飯盒でも鍋でもいい。キャンプの米は、火加減より浸水で決まる
硬い、芯が残る、べちゃつく。原因はたいてい火に掛ける前にあります。
キャンプで炊いた米が硬かったり、芯が残っていたり。
最初のころ、僕はこれを火加減のせいだと思っていました。
でも何度かやってみて分かったのは、失敗の原因はたいてい火に掛ける前にあるということでした。
浸水を飛ばすと、まず失敗する
米は水を吸ってからでないと、中まで火が通りません。
吸わせないまま炊くと、外側だけ柔らかくて芯が残ります。
目安は30分。夏場の水温が高い時期なら20分でも足ります。
設営しながら米を水に浸けておくと、ちょうどいい時間になります。
研ぎ方も昔とは変わりました。
いまの米は精米の精度が高いので、力を入れて研ぐ必要はありません。
水を替えながら、指で軽くかき混ぜる程度で十分です。
火加減は、沸くまで強く、沸いたら弱く
難しい調整はいりません。
沸騰するまでは強火、湯気が勢いよく出はじめたら弱火にして12分ほど。それだけです。
途中で蓋を開けたくなりますが、我慢したほうがいい。
蒸気が逃げると温度が下がって、そこから炊きムラになります。
焦げの匂いがしてきたら火から下ろす。
音と匂いのほうが、時間より正確なことが多いです。
無洗米は、外ではむしろ正解
研ぐ手間も水も要らないので、キャンプでは強い。
味が落ちると言われることもありますが、いまの無洗米は普通に美味しいです。
ひとつだけ違うのが水加減で、研いだ米より1割ほど多めに入れます。
研ぎ水を吸っていないぶん、その分を足してやるという理屈です。
浸水が要らないわけではありません。
ここは普通の米と同じで、30分ほど吸わせてから火に掛けます。
蒸らしを飛ばさない
火を止めてから10分。

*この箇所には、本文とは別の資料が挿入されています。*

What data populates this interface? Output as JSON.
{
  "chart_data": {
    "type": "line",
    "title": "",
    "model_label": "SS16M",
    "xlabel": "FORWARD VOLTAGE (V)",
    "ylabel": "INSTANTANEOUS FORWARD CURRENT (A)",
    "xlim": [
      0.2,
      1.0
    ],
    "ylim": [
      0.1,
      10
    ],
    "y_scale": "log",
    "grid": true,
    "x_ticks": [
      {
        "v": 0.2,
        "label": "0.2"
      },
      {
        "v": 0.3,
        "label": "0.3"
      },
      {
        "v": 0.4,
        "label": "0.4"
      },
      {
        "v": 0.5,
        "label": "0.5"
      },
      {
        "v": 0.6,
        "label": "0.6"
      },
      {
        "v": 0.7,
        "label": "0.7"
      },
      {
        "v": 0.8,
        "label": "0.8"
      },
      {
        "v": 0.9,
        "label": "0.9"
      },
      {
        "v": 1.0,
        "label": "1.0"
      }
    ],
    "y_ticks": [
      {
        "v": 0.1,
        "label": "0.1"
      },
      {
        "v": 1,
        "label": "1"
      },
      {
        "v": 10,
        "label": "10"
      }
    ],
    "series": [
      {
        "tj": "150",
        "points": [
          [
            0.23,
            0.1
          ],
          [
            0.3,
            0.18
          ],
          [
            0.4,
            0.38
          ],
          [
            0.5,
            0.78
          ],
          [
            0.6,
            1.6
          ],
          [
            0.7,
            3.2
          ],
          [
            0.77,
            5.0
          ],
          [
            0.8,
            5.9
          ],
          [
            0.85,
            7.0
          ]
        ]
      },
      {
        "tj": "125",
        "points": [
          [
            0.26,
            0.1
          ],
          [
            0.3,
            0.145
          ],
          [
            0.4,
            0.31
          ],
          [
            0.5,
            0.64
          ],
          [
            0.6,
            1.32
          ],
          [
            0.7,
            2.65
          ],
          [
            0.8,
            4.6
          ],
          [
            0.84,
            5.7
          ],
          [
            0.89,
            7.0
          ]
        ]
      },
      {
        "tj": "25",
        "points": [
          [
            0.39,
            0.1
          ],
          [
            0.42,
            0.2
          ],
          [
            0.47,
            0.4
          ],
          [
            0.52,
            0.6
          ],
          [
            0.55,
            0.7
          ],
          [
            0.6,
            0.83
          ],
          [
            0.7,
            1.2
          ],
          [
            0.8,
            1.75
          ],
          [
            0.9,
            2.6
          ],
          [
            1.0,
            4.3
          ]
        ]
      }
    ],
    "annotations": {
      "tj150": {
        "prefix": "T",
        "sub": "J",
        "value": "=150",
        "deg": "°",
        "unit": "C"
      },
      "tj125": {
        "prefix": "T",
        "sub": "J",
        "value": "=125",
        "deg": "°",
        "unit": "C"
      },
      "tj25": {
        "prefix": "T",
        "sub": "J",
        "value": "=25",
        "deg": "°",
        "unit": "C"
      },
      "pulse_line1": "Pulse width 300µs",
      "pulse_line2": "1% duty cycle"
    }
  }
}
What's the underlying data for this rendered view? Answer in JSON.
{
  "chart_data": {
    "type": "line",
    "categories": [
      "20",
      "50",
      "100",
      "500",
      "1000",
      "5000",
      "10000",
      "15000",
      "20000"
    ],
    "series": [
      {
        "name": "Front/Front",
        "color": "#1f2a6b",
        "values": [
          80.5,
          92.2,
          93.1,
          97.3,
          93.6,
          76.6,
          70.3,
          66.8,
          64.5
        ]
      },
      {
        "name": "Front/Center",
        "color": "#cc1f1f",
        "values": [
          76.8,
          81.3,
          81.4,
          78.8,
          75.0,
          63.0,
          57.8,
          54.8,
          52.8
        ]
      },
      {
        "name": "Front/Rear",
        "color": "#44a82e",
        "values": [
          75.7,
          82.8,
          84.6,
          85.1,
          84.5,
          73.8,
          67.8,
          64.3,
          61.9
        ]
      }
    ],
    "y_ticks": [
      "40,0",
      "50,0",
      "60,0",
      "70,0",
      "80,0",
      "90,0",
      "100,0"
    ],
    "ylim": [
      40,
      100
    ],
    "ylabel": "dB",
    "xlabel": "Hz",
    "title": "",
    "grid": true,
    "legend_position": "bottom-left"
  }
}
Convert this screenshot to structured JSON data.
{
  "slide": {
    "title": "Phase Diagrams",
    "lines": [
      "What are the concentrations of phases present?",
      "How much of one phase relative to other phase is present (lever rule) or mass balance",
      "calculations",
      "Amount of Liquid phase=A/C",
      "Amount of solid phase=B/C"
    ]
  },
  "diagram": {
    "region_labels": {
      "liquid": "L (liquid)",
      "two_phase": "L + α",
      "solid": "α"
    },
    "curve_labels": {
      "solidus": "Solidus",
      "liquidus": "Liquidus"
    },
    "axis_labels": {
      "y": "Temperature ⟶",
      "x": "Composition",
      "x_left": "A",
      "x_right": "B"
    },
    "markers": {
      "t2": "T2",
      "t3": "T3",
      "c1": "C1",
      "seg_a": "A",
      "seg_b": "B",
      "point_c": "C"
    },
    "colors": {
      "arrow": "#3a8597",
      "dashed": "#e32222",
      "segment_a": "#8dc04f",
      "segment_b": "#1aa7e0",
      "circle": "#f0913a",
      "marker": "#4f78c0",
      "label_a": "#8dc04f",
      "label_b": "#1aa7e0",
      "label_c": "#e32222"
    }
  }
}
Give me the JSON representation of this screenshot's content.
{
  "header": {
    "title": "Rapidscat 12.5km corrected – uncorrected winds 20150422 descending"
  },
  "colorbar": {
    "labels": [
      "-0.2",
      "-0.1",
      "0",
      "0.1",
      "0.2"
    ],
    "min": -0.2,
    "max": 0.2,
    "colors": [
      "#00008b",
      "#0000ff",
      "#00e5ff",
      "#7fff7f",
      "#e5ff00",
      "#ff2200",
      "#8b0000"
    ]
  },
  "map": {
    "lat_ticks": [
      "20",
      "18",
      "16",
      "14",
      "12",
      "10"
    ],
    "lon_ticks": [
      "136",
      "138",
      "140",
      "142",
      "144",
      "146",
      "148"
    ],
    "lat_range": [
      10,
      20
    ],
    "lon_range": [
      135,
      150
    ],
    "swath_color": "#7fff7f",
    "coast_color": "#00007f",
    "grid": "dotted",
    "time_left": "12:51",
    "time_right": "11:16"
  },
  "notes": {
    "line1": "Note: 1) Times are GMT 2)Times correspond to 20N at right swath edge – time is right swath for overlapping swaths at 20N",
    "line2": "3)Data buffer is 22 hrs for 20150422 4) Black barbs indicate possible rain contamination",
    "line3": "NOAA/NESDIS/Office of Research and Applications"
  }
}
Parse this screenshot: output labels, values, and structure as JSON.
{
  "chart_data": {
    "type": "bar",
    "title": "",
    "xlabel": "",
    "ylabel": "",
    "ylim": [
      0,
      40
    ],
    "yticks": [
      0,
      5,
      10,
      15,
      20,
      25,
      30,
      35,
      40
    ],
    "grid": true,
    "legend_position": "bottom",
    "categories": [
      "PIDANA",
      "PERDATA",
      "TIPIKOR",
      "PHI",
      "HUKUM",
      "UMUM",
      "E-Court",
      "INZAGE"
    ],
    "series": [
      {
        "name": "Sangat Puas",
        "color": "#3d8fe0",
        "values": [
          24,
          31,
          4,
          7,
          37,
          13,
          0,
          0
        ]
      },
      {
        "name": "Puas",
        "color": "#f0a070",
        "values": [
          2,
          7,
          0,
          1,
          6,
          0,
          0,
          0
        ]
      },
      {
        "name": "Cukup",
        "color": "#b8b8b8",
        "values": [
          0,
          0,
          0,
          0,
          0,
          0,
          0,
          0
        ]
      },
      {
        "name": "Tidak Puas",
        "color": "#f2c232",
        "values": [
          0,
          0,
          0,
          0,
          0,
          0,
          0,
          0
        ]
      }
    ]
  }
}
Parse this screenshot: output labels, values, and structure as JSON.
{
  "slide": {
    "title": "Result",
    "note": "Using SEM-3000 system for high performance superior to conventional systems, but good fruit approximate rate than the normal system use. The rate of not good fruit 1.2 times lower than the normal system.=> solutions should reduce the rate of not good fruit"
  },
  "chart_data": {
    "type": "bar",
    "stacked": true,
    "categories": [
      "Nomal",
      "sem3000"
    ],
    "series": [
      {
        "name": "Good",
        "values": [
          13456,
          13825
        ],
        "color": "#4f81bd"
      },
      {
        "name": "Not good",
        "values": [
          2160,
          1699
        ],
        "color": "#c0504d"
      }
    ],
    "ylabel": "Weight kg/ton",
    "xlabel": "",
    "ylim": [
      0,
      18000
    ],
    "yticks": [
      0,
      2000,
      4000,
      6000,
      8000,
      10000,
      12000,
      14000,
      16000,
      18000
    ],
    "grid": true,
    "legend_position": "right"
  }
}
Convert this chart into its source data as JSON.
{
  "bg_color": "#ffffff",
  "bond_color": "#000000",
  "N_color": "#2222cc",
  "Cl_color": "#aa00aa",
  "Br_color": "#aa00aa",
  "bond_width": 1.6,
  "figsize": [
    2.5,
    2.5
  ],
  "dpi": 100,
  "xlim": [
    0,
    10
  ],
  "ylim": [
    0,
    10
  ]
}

ここを省くと、べちゃっとした仕上がりになります。
この10分で、余った水分が米粒の中に入っていきます。
タオルで包んでおくと温度が保てて、なお安定します。
蒸らし終わったら、底から返すように混ぜる。
米粒をつぶさないよう、切るように動かすのがコツです。
浸水と蒸らし。この2つを守るだけで、外で炊く米はかなり安定します。
道具を買い替えるより先に、まずここを試してみてほしい。